Selfishness breaks a family apart. Living for the fulfillment and gratification of just one life can shatter other lives. What is the effect? Hurting children grow into hurting parents who have to learn to either adjust their own parenting or repeat the cycle for the next generation. Families learn from each other: Generational dysfunction can be handed down like rituals.
A lack of thankfulness is particularly appropriate to address for this Thankgiving season. When thankfulness dries up in the heart of a person, the individual becomes so totally wrapped up in him or herself that family no longer matters. This is where divorce enters, and teens become involved in drugs and other vices.
"A dysfunctional family is one whose interrelationships serve to detract from, rather than promote the physical and emotional well being of its members,” observes one New York writer.
ilies, children learn from their parents. If their parents are giving people, their children will learn that there is more value in the giving than in the receiving. They will see and feel the generosity and the positive feelings this brings them. If their parents blame others for their positions in life, their children will not learn to accept responsibility for those things that are important in life.
Parenting is a “team” sport. No one is as smart as all of us.

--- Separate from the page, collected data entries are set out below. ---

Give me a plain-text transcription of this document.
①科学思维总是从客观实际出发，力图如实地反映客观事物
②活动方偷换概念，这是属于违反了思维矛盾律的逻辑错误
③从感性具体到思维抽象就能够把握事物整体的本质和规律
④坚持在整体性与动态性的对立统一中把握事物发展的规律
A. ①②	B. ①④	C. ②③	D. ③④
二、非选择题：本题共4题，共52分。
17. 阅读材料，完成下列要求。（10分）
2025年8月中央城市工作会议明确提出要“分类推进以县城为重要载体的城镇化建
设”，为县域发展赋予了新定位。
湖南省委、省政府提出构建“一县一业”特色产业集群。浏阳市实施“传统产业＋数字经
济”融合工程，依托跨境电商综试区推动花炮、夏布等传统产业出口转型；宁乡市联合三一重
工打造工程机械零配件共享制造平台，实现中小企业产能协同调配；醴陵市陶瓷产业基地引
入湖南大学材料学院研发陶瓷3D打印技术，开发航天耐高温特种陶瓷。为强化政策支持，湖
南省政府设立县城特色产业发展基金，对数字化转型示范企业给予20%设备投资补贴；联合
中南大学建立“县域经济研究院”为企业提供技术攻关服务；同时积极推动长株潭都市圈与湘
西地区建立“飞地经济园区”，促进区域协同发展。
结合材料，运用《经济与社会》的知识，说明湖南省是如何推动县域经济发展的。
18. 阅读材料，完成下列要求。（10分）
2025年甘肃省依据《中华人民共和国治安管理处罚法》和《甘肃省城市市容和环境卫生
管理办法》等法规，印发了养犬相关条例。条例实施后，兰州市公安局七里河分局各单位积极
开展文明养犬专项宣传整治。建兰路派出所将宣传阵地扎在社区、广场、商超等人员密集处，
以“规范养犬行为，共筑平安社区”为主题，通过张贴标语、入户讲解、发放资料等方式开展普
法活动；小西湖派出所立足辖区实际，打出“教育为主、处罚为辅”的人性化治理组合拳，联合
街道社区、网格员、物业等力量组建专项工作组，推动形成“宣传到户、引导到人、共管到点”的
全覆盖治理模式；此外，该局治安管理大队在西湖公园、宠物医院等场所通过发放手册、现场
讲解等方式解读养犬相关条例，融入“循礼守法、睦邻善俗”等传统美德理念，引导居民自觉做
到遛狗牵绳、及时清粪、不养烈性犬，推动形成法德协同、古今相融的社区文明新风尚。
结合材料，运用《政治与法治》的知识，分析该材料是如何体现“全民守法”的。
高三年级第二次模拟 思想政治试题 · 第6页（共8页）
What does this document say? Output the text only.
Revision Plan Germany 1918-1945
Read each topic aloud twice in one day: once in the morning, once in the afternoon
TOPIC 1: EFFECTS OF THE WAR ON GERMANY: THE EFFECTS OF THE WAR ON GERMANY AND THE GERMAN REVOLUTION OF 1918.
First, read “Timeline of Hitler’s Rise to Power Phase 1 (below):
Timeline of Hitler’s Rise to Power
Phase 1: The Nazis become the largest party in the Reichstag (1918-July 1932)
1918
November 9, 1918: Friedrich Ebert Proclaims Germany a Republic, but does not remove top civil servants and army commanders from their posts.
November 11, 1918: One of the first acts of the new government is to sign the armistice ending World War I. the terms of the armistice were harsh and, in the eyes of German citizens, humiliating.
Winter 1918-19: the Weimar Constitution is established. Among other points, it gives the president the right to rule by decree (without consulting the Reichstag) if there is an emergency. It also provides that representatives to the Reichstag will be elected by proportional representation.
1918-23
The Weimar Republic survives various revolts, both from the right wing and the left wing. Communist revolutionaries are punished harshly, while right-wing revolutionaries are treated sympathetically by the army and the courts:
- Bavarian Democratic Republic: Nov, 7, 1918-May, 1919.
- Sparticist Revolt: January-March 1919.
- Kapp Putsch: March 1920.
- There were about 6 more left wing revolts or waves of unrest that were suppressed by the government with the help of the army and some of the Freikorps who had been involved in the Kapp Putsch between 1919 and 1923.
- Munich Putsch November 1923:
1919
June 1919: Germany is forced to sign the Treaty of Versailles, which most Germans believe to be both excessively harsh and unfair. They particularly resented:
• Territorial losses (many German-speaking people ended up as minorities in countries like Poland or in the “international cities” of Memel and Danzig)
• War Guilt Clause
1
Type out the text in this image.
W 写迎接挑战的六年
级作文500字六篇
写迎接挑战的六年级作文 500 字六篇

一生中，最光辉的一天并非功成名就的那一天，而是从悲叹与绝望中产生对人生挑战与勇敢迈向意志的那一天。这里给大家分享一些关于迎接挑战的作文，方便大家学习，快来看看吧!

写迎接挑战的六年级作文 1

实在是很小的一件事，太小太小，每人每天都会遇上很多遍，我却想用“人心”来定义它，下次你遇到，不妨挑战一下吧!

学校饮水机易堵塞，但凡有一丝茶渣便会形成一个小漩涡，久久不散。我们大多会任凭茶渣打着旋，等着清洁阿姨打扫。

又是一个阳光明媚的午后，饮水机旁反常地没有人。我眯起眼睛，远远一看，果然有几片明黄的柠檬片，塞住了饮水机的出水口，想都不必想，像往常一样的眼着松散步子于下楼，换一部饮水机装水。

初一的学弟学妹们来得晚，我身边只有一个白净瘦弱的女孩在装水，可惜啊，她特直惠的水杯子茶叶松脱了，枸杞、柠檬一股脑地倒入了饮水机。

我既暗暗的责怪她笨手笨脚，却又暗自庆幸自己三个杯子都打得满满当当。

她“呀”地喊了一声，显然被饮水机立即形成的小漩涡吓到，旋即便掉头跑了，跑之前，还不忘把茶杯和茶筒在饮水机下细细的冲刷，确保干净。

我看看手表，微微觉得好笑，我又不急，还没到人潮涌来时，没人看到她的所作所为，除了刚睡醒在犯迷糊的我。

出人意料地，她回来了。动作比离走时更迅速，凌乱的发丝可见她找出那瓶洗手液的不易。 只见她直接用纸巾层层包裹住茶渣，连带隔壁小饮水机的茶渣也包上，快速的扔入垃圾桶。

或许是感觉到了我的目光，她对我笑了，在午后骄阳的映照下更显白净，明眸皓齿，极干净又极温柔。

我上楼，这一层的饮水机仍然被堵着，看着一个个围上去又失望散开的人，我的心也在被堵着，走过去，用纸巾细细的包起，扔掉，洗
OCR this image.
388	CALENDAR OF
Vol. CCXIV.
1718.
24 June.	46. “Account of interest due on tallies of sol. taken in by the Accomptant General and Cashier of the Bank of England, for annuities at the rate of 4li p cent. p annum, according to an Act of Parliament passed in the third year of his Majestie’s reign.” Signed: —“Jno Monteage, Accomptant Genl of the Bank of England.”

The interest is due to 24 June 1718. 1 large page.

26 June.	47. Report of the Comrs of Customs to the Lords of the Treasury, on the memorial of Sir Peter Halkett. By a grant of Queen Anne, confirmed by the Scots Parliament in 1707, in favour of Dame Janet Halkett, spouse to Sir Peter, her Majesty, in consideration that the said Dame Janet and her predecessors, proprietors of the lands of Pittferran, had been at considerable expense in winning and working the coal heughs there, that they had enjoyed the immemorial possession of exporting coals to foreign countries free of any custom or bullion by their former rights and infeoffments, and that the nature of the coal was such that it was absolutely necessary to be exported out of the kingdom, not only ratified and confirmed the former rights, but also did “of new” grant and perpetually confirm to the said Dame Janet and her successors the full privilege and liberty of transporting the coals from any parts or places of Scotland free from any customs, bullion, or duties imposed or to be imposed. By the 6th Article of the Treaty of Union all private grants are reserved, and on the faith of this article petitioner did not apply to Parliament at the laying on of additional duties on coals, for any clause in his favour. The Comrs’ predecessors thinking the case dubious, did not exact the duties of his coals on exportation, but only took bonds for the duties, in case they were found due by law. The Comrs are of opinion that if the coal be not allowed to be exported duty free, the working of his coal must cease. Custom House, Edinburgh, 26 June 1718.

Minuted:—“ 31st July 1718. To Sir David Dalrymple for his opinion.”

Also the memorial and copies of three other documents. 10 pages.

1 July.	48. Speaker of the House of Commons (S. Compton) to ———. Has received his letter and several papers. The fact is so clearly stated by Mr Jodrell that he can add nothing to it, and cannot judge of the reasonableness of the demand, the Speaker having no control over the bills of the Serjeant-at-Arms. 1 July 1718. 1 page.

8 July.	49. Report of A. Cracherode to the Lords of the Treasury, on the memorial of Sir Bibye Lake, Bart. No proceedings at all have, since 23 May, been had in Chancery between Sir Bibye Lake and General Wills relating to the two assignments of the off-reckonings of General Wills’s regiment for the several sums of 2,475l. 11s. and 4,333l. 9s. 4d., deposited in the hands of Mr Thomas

As a parent you need help from a spouse, extended family, religious organizations, schools, and neighbors. The proverb popularized many years ago—that it takes a village to raise a child—is even more germane today. A lot of parents think that they can go it alone. They think they don't need help, and don't want help which is wrong.
There are many competent resources available locally waiting to be asked to help including the Department of Children and Families, Collier County Health Department, Shelter for Abused Women and Children, Naples Alliance for Children, Catholic Charities of Collier County, Jewish Federation of Collier County, and Collier County Public School System to name a few.
As a parent it is important that you take advantage of the village that is available to you. This obviously works best if you are in a “good” village. If you have negative influences from others in your village, it is better to exclude their influence. But of course, avoiding evil is sometimes easier said than done.
Cooperate for care.
Many young couples rely on two incomes to support their children. In these homes it is much more important that everyone cooperate to help care for our children. It is not enough to just send them to day care or school and allow them to grow up.
We must nurture, love and teach our children, for them to grow up to become responsible, respectable adults. We should openly solicit the involvement from those around us that share the same values and belief systems that we hold. It is smart to ask for help. It is not a sign of weakness to ask others to help.
The healthy family unit is able to recover from stresses quickly and without scars. A dysfunctional family aggravates its problems so they become chronic.
We have only one opportunity to raise children, to use every available tool, to be there to fill a role in their rapidly changing lives.
We want to get it right the first time. It is not an experiment that can be repeated if it doesn't turn out the way we wanted.